O programa dedica atenção especial às meninas de 10 e 11 anos, que estão começando a vivenciar a menstruação e precisam de apoio adequado para essa fase inicial. Mônica Cristina Silvano destaca que muitas alunas dessa faixa etária estão enfrentando esse momento pela primeira vez, o que torna urgente a necessidade de uma educação menstrual acessível.
“É fundamental que essas meninas recebam informações claras sobre o que é a menstruação e como cuidar da higiene de forma correta. Queremos que elas não apenas entendam as mudanças que estão passando, mas que também saibam se proteger, evitando desconfortos e problemas de saúde,” explica Mônica.
Chefe da Divisão de Acompanhamento e Apoio Escolar da Secretaria Municipal de Educação (SEMED), Mônica Cristina Silvano.
Segundo ela, essa conscientização é essencial para que as alunas desenvolvam uma relação saudável com seus corpos, sem estigmas, fazendo do ambiente escolar um espaço de apoio e acolhimento nessa fase de tantas descobertas. Para que as palestras e rodas de conversa sobre saúde menstrual aconteçam, foi estabelecida uma parceria com a Secretaria Municipal de Saúde (Sesau), que disponibiliza profissionais como médicos, psicólogos, enfermeiros e técnicos de enfermagem.
Além disso, as escolas também têm a liberdade de desenvolver essas atividades em conjunto com suas equipes de coordenação pedagógica, contando com o apoio de orientadores educacionais.‘’Esse trabalho é considerado um eixo complementar no currículo das escolas, permitindo que o tema da menstruação seja abordado de maneira consistente e respeitosa. Diversas parcerias são realizadas: em algumas ocasiões, psicólogos são convidados a conversar com os alunos; em outras, a Sesau envia enfermeiras e técnicos de enfermagem para participar das discussões.
Já houve também a presença de médicas que realizaram palestras, explicando como funciona o ciclo menstrual e enfatizando a importância de cuidar e respeitar esse processo, tanto para meninas quanto para meninos ", acrescenta Mônica. Essas colaborações são fundamentais, pois muitas escolas ainda contam com orientadores educacionais que se dedicam a orientar os alunos sobre saúde e bem-estar.

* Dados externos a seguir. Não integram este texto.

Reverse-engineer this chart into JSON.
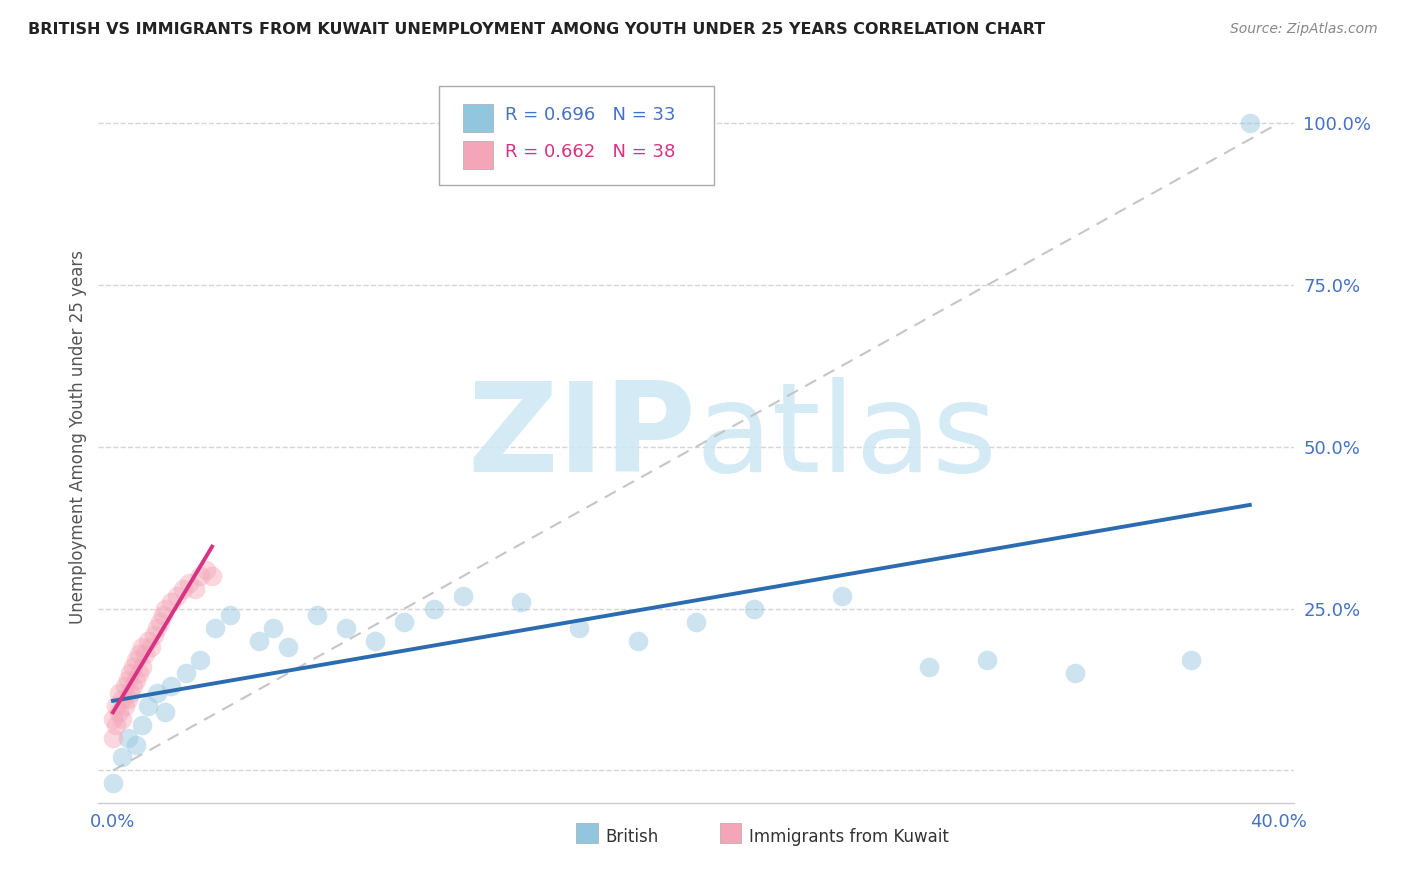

Algumas instituições utilizam seus próprios orientadores, enquanto outras buscam parcerias com diferentes órgãos, garantindo que todos os estudantes recebam uma educação abrangente e inclusiva sobre a saúde menstrual. Para Mônica Silvano, o programa foi criado para dar voz a uma vulnerabilidade específica das mulheres.
Ela enfatiza que muitas vezes essa vulnerabilidade é velada, passando despercebida no cotidiano. “A vulnerabilidade existe e precisa ser reconhecida. Este programa tem como objetivo abordar essa questão específica, oferecendo um cuidado que consideramos essencial, especialmente neste momento em que se busca a valorização da mulher e se discute as leis que têm favorecido seus direitos.”